US Spending Disappoints In August As Savings Rate Rises For Second Month

After pesonal spending growth slowed modestly one month ago, rising 3.8% Y/Y, in August US consumption once again disappointed, staying flat in the month, below the 0.1% expected sequential rebound, although this was offset by an upward revision to the last month's data from 0.3% to 0.4%. On an inflation adjusted basis, as feeds into the GDP beancount, Real PCE dipped -0.1% in August, well below July's 0.3% bounce, missing the expectation of a 0.1% rise while the Core PCE Index was inline with the 1.7% expected on a Y/Y basis.

At the same time, Personal Income was in line with expectations, rising 0.2% sequentially, half the July growth rate of 0.4%, or a nominal increase of $39 billion, down from $66 billion last month, of which wages comprised just $13.3 billion while personal current transfers, aka government benefits mostly in the form of Medicaid, contributed over $10 billion in income.

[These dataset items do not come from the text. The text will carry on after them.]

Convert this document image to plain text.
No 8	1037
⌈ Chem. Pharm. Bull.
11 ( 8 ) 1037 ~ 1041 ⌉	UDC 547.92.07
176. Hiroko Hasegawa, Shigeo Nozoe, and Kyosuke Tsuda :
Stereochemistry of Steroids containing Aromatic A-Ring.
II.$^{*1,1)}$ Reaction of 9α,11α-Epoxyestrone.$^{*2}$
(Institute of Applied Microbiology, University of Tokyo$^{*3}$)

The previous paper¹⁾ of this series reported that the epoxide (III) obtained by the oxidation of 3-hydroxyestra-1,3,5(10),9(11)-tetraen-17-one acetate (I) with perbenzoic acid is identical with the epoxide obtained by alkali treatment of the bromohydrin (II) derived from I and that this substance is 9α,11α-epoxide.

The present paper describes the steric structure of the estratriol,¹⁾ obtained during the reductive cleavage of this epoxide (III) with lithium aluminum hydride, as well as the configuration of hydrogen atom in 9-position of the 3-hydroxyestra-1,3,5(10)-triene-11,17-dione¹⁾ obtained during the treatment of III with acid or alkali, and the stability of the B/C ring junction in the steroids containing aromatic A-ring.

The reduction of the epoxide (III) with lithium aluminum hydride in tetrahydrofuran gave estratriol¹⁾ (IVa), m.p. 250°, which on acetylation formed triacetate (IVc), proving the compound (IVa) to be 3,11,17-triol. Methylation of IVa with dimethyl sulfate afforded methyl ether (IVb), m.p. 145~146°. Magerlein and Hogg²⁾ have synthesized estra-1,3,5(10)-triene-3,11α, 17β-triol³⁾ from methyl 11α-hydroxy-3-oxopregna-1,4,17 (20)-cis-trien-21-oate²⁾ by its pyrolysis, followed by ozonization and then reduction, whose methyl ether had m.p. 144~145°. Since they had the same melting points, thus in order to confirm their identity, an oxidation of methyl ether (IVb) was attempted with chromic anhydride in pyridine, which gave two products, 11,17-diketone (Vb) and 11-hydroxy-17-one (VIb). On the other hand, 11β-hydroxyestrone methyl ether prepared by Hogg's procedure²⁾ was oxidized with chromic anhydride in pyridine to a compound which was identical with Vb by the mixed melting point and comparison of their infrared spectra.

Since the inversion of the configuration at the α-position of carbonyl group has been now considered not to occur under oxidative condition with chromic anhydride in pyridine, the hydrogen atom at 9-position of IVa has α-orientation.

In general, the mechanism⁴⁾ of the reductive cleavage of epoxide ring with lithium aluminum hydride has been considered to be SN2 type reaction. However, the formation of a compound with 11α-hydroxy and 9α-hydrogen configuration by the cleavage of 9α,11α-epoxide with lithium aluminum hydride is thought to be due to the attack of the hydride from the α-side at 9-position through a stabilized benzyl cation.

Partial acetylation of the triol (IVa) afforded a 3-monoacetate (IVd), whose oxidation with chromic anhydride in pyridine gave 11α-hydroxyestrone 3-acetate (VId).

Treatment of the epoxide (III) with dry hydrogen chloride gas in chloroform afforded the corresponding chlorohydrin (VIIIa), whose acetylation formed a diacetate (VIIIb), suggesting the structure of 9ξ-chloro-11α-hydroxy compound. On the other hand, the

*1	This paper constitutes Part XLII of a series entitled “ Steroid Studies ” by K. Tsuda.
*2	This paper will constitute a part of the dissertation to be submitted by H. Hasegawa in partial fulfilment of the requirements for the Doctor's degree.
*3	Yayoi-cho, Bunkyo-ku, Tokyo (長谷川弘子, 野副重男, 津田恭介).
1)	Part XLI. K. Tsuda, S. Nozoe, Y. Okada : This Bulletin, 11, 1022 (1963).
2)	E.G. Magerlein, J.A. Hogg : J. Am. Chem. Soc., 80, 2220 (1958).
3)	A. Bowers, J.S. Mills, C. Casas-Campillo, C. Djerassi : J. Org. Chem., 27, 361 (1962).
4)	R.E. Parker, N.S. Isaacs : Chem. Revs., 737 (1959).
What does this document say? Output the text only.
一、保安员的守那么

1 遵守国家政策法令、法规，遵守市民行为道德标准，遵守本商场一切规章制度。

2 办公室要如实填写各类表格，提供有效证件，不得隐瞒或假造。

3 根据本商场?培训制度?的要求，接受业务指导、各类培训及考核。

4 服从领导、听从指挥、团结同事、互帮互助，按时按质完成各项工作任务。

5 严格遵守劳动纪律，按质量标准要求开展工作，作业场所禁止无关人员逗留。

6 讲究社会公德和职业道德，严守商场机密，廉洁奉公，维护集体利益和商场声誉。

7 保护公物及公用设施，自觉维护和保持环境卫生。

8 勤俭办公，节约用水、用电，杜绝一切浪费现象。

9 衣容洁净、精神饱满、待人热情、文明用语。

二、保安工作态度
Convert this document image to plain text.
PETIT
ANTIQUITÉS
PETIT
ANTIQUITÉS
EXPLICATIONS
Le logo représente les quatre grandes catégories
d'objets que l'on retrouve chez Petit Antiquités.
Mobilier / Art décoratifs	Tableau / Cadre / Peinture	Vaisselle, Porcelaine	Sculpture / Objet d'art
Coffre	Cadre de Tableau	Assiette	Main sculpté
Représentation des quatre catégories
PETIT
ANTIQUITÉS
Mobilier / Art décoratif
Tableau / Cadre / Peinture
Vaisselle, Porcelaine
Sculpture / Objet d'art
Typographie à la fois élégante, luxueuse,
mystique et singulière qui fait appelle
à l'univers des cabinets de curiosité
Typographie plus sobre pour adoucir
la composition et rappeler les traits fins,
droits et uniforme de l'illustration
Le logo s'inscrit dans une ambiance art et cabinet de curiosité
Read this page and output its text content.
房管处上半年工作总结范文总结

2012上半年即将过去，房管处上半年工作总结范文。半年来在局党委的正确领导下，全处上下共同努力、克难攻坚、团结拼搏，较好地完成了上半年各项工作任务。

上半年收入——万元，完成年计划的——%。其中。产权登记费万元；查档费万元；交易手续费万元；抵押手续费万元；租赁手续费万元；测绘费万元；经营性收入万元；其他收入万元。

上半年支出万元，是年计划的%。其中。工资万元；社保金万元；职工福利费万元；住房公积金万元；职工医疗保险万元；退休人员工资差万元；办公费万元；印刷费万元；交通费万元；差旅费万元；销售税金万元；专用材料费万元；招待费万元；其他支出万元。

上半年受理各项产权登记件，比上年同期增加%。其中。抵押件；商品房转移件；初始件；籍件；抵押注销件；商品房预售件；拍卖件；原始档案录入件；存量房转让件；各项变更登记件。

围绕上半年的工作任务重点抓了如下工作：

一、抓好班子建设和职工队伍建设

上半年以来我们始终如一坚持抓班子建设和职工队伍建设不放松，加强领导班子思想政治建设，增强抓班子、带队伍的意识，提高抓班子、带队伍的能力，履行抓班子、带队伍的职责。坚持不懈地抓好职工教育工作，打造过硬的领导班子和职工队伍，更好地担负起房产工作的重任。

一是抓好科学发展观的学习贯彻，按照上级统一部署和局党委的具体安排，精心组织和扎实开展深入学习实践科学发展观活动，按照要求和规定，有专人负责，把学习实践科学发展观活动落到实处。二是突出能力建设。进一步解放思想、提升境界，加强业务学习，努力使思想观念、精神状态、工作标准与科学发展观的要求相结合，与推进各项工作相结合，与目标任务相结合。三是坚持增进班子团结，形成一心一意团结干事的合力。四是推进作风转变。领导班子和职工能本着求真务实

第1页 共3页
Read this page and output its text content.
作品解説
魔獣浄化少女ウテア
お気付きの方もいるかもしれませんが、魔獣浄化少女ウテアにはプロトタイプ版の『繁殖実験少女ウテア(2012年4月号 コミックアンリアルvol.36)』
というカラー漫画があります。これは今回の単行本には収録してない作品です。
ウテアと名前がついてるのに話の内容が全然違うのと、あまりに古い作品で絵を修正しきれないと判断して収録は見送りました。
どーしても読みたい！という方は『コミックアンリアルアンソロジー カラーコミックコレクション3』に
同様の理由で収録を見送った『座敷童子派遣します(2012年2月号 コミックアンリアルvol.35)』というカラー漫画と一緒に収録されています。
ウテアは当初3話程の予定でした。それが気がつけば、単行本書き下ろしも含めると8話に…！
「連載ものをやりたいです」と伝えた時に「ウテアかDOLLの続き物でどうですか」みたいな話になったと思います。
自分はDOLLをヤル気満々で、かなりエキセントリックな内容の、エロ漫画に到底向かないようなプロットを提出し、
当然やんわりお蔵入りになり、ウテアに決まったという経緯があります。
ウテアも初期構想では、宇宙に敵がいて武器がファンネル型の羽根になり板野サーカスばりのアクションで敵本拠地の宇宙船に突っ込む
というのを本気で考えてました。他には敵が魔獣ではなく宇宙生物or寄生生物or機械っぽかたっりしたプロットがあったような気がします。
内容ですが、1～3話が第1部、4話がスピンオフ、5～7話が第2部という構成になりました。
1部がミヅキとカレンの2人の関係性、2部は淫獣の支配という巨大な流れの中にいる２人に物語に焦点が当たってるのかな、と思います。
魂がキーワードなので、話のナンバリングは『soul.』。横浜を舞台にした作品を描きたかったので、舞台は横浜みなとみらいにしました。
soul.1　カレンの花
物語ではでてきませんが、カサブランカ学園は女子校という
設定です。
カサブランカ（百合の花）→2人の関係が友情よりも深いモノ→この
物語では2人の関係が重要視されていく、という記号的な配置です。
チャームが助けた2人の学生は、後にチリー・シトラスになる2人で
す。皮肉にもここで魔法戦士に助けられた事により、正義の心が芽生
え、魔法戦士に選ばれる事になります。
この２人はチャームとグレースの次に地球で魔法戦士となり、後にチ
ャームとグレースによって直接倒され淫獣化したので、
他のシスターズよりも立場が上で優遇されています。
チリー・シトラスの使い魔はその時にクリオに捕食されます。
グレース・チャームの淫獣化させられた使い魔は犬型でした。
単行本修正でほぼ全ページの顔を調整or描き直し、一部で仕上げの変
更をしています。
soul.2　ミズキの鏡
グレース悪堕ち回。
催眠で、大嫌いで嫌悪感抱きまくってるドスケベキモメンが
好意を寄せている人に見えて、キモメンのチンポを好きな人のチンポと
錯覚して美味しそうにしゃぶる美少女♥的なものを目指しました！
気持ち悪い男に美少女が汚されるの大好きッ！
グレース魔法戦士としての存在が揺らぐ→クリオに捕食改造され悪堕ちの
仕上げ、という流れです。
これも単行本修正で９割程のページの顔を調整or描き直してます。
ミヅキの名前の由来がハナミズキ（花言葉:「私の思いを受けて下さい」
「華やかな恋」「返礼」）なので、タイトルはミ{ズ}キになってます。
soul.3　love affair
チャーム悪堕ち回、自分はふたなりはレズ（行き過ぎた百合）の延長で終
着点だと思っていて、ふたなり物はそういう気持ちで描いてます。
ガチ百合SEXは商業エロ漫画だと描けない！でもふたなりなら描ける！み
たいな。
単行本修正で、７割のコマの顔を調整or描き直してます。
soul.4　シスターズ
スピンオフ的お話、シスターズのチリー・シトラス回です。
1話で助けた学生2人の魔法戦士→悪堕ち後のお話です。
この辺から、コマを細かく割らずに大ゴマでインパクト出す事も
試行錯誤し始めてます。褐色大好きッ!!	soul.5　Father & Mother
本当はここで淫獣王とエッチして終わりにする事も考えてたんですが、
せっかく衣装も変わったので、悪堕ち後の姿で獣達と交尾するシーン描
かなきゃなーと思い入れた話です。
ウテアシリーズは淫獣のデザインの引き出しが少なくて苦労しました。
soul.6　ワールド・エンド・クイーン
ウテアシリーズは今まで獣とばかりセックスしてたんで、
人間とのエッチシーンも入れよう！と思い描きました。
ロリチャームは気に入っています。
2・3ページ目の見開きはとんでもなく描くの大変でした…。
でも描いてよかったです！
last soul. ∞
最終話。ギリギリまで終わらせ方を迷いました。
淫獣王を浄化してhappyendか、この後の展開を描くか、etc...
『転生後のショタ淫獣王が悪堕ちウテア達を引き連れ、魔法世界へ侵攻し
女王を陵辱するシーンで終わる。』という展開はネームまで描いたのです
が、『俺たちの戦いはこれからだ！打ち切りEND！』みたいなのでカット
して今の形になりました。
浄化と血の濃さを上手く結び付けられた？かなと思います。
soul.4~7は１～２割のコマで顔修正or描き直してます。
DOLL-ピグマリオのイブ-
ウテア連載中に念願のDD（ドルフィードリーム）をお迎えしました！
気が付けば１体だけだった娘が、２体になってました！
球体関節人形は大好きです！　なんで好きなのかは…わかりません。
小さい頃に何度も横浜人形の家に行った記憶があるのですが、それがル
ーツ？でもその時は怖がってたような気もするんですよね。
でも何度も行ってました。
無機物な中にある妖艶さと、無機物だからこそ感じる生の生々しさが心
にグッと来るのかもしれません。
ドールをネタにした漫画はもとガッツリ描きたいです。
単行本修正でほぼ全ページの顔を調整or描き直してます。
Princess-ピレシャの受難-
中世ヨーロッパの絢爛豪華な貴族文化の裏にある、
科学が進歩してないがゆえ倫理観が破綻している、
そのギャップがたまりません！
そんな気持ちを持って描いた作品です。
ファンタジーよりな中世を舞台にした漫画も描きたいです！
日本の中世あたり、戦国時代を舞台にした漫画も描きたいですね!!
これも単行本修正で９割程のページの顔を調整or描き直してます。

As the chart below shows, the trendline in income and spending remains fixed in its long-running channel:


And since incomes rose more than spending, the personal saving rose to $808 billion from $782 billion a month ago, resulting in another monthly pickup in the savings rate, which rose from a revised 5.6% to 5.7% in July, the highest since May, suggesting the the dramatic spending spree observed in Q1 and part of Q2 has so far to make any notable comeback.

Expect some modest downward revisions to Q2 GDP estimates as a result of today's data.